The very
definition of a “war story,” in the mythological sense. Did such an intrepid dentist
even exist? Hard to say when the chronicler is Ford Madox Ford. We naturally resent
liars, but I’m usually charmed by Ford’s embellishments. The passage above is
from one of Ford’s eighty published volumes, A Mirror to France (Albert and Charles Boni, 1926). If not a
literal transcription of what took place in a French village during the Great
War, the story is true to Ford’s devotion to France and Frenchmen.
C.H. Sisson
said Ford had “a congenital preoccupation with good writing,” a rare affliction,
and at the end of his life, in The March
of Literature (1938), Ford described himself as “an old man mad about writing.”

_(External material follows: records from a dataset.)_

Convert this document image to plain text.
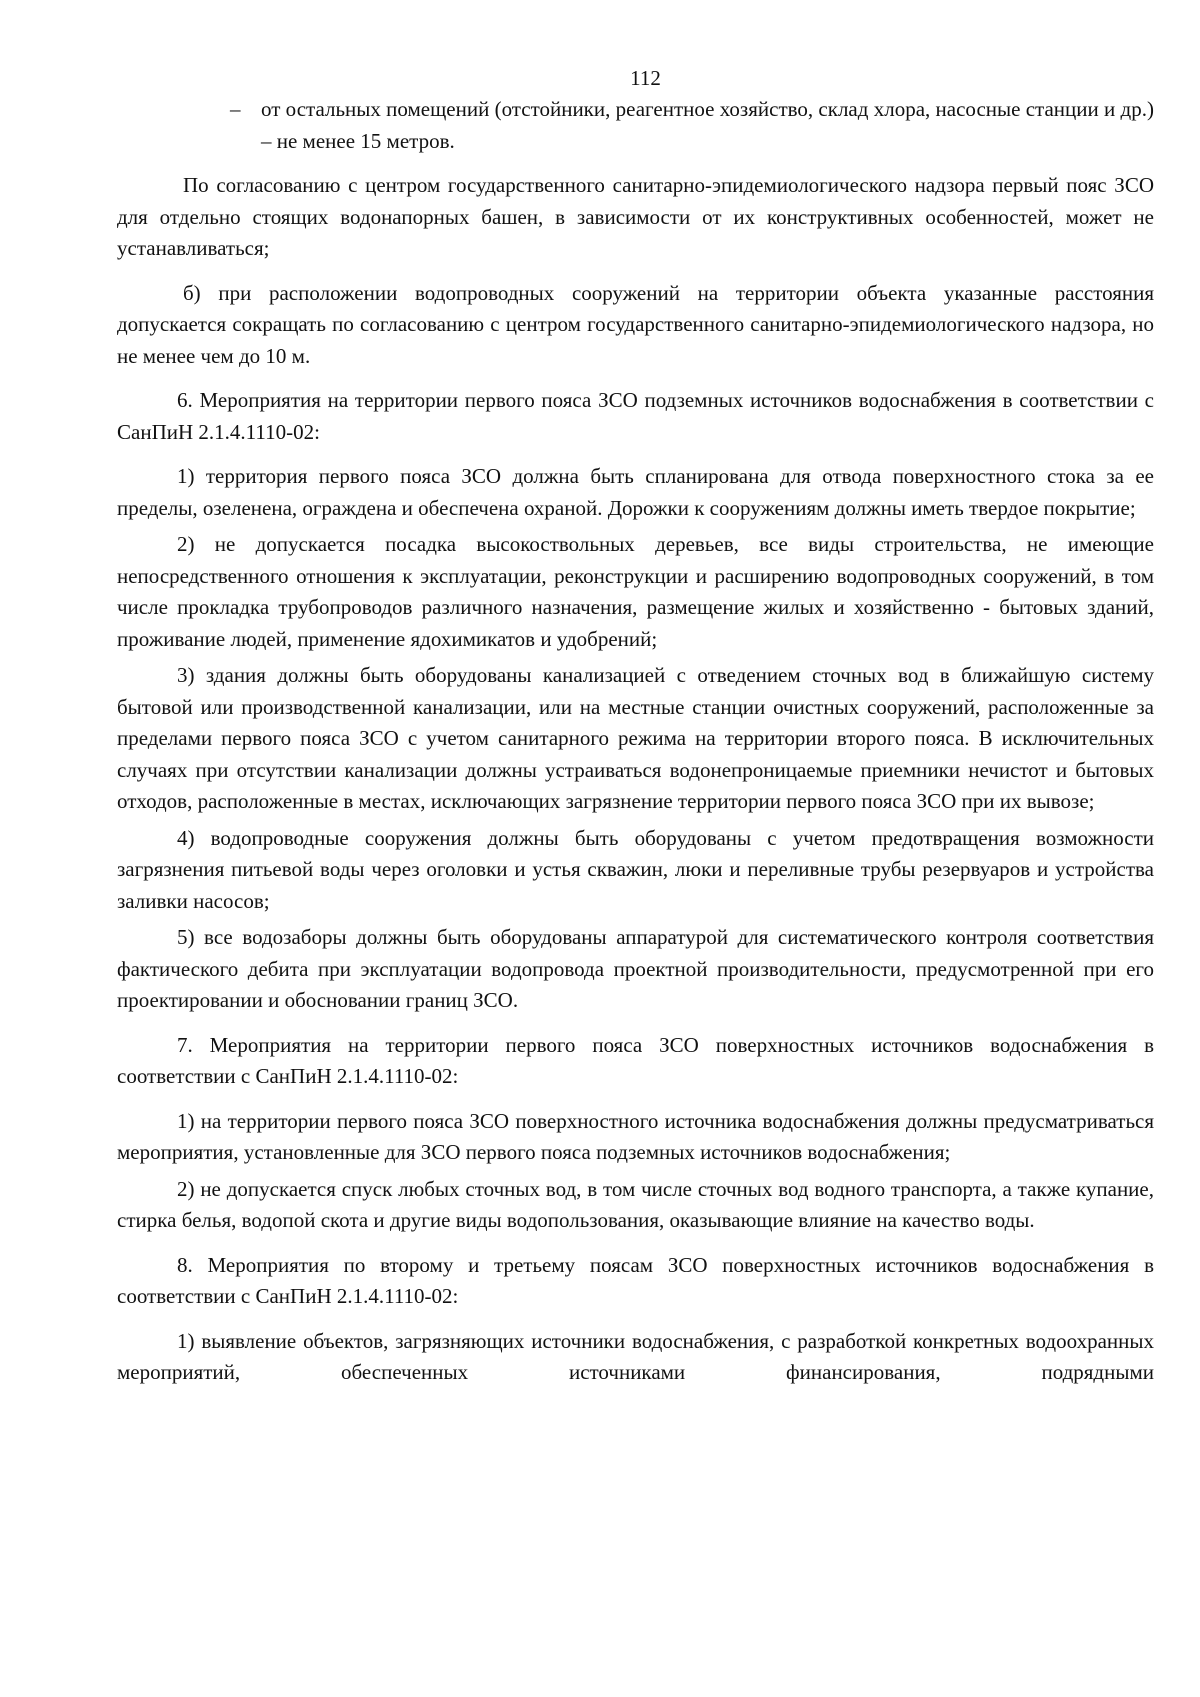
112
– от остальных помещений (отстойники, реагентное хозяйство, склад хлора, насосные станции и др.) – не менее 15 метров.

По согласованию с центром государственного санитарно-эпидемиологического надзора первый пояс ЗСО для отдельно стоящих водонапорных башен, в зависимости от их конструктивных особенностей, может не устанавливаться;

б) при расположении водопроводных сооружений на территории объекта указанные расстояния допускается сокращать по согласованию с центром государственного санитарно-эпидемиологического надзора, но не менее чем до 10 м.

6. Мероприятия на территории первого пояса ЗСО подземных источников водоснабжения в соответствии с СанПиН 2.1.4.1110-02:

1) территория первого пояса ЗСО должна быть спланирована для отвода поверхностного стока за ее пределы, озеленена, ограждена и обеспечена охраной. Дорожки к сооружениям должны иметь твердое покрытие;

2) не допускается посадка высокоствольных деревьев, все виды строительства, не имеющие непосредственного отношения к эксплуатации, реконструкции и расширению водопроводных сооружений, в том числе прокладка трубопроводов различного назначения, размещение жилых и хозяйственно - бытовых зданий, проживание людей, применение ядохимикатов и удобрений;

3) здания должны быть оборудованы канализацией с отведением сточных вод в ближайшую систему бытовой или производственной канализации, или на местные станции очистных сооружений, расположенные за пределами первого пояса ЗСО с учетом санитарного режима на территории второго пояса. В исключительных случаях при отсутствии канализации должны устраиваться водонепроницаемые приемники нечистот и бытовых отходов, расположенные в местах, исключающих загрязнение территории первого пояса ЗСО при их вывозе;

4) водопроводные сооружения должны быть оборудованы с учетом предотвращения возможности загрязнения питьевой воды через оголовки и устья скважин, люки и переливные трубы резервуаров и устройства заливки насосов;

5) все водозаборы должны быть оборудованы аппаратурой для систематического контроля соответствия фактического дебита при эксплуатации водопровода проектной производительности, предусмотренной при его проектировании и обосновании границ ЗСО.

7. Мероприятия на территории первого пояса ЗСО поверхностных источников водоснабжения в соответствии с СанПиН 2.1.4.1110-02:

1) на территории первого пояса ЗСО поверхностного источника водоснабжения должны предусматриваться мероприятия, установленные для ЗСО первого пояса подземных источников водоснабжения;

2) не допускается спуск любых сточных вод, в том числе сточных вод водного транспорта, а также купание, стирка белья, водопой скота и другие виды водопользования, оказывающие влияние на качество воды.

8. Мероприятия по второму и третьему поясам ЗСО поверхностных источников водоснабжения в соответствии с СанПиН 2.1.4.1110-02:

1) выявление объектов, загрязняющих источники водоснабжения, с разработкой конкретных водоохранных мероприятий, обеспеченных источниками финансирования, подрядными
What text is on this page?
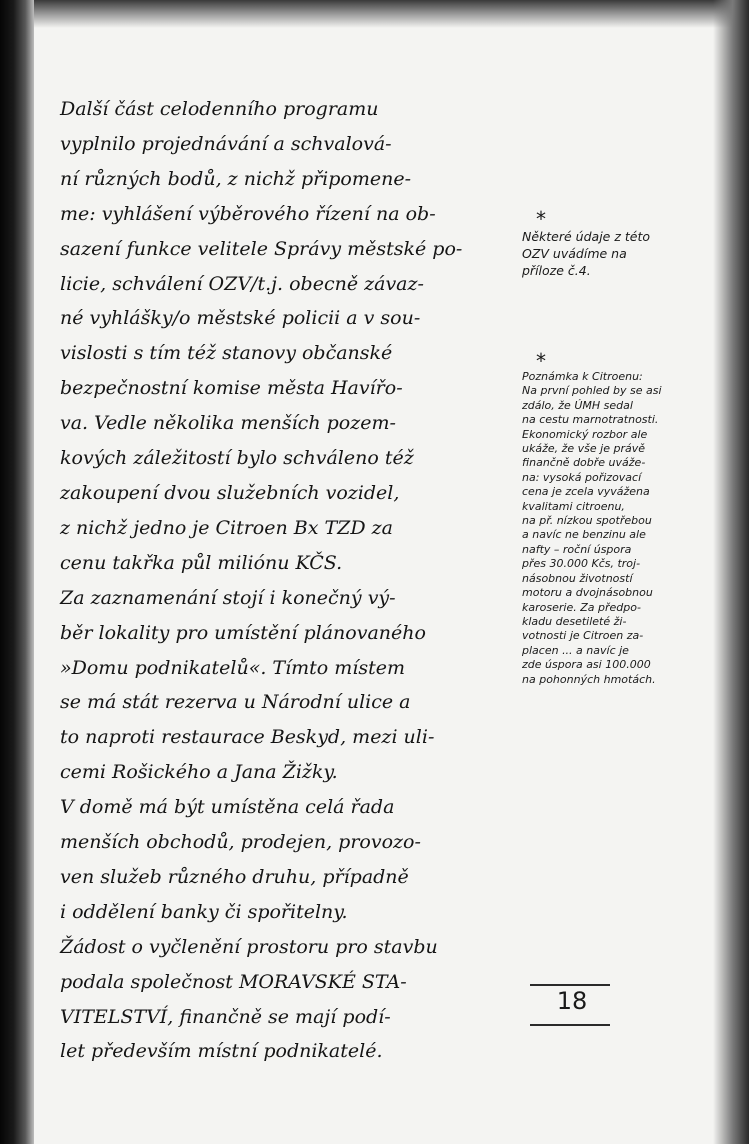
Další část celodenního programu
vyplnilo projednávání a schvalová-
ní různých bodů, z nichž připomene-
me: vyhlášení výběrového řízení na ob-
sazení funkce velitele Správy městské po-
licie, schválení OZV/t.j. obecně závaz-
né vyhlášky/o městské policii a v sou-
vislosti s tím též stanovy občanské
bezpečnostní komise města Havířo-
va. Vedle několika menších pozem-
kových záležitostí bylo schváleno též
zakoupení dvou služebních vozidel,
z nichž jedno je Citroen Bx TZD za
cenu takřka půl miliónu KČS.
Za zaznamenání stojí i konečný vý-
běr lokality pro umístění plánovaného
»Domu podnikatelů«. Tímto místem
se má stát rezerva u Národní ulice a
to naproti restaurace Beskyd, mezi uli-
cemi Rošického a Jana Žižky.
V domě má být umístěna celá řada
menších obchodů, prodejen, provozo-
ven služeb různého druhu, případně
i oddělení banky či spořitelny.
Žádost o vyčlenění prostoru pro stavbu
podala společnost MORAVSKÉ STA-
VITELSTVÍ, finančně se mají podí-
let především místní podnikatelé.
*
Některé údaje z této
OZV uvádíme na
příloze č.4.
*
Poznámka k Citroenu:
Na první pohled by se asi
zdálo, že ÚMH sedal
na cestu marnotratnosti.
Ekonomický rozbor ale
ukáže, že vše je právě
finančně dobře uváže-
na: vysoká pořizovací
cena je zcela vyvážena
kvalitami citroenu,
na př. nízkou spotřebou
a navíc ne benzinu ale
nafty – roční úspora
přes 30.000 Kčs, troj-
násobnou životností
motoru a dvojnásobnou
karoserie. Za předpo-
kladu desetileté ži-
votnosti je Citroen za-
placen ... a navíc je
zde úspora asi 100.000
na pohonných hmotách.
18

In “Ford Madox Ford: Saltavit et Placuit” (The
Avoidance of Literature: Collected Essays, 1978), Sisson says of that
volume:
“The madness
is shown in the way the historian limits himself to books he has found
attractive ‘because if I lead my reader up to unreadable books I risk giving
him a distaste for all literature.' There is a profound modesty in that. Ford
recognized the duty of giving pleasure. It is not the least of duties. Ford’s
great corpus of writing is an abundant fulfillment of it, only awaiting
exploration by those who have a taste for literature.”
Like most
readers, my first Ford was The Good
Soldier, a novel assigned in a modern British fiction class. That same
year, 1971, I read The Saddest Story,
Arthur Mizener’s newly published biography of Ford, and then I
read his masterpiece, Parade’s End.
That was it for some years. Only later did I begin exploring the memoirs,
critical works and other novels. You have to work to find his books. Few are in
print and some were never published in the United States. A good library helps.
I recommend The Soul of London (1905),
Joseph Conrad: A Personal Remembrance
(1924), The Rash Act (1933), It Was the Nightingale (1933) Provence (1935) and, of course, The March of Literature (1938). My new
half-serious resolution is to read everything he published, even the early fairy
tales and Pre-Raphaelite creampuffs.
In one of
his many purported memoirs, Return to
Yesterday (1932) – the one Ford first edition I own – he shuffles
truth/fiction in the dedicatory introduction, in a typically Fordian fashion:
“So this is
a novel: a story mirroring such pursuits. If that pursuit is indeed hypocrisy in
this book—but this book is all that homage paid to virtue by one who errs.
Where it seemed expedient to me I have altered episodes that I have witnessed
but I have been careful never to distort the character of the episode. The
accuracies I deal in are the accuracies of my impressions. If you want factual
accuracies you must go to . . . But no, no, don’t go to anyone, stay with me!”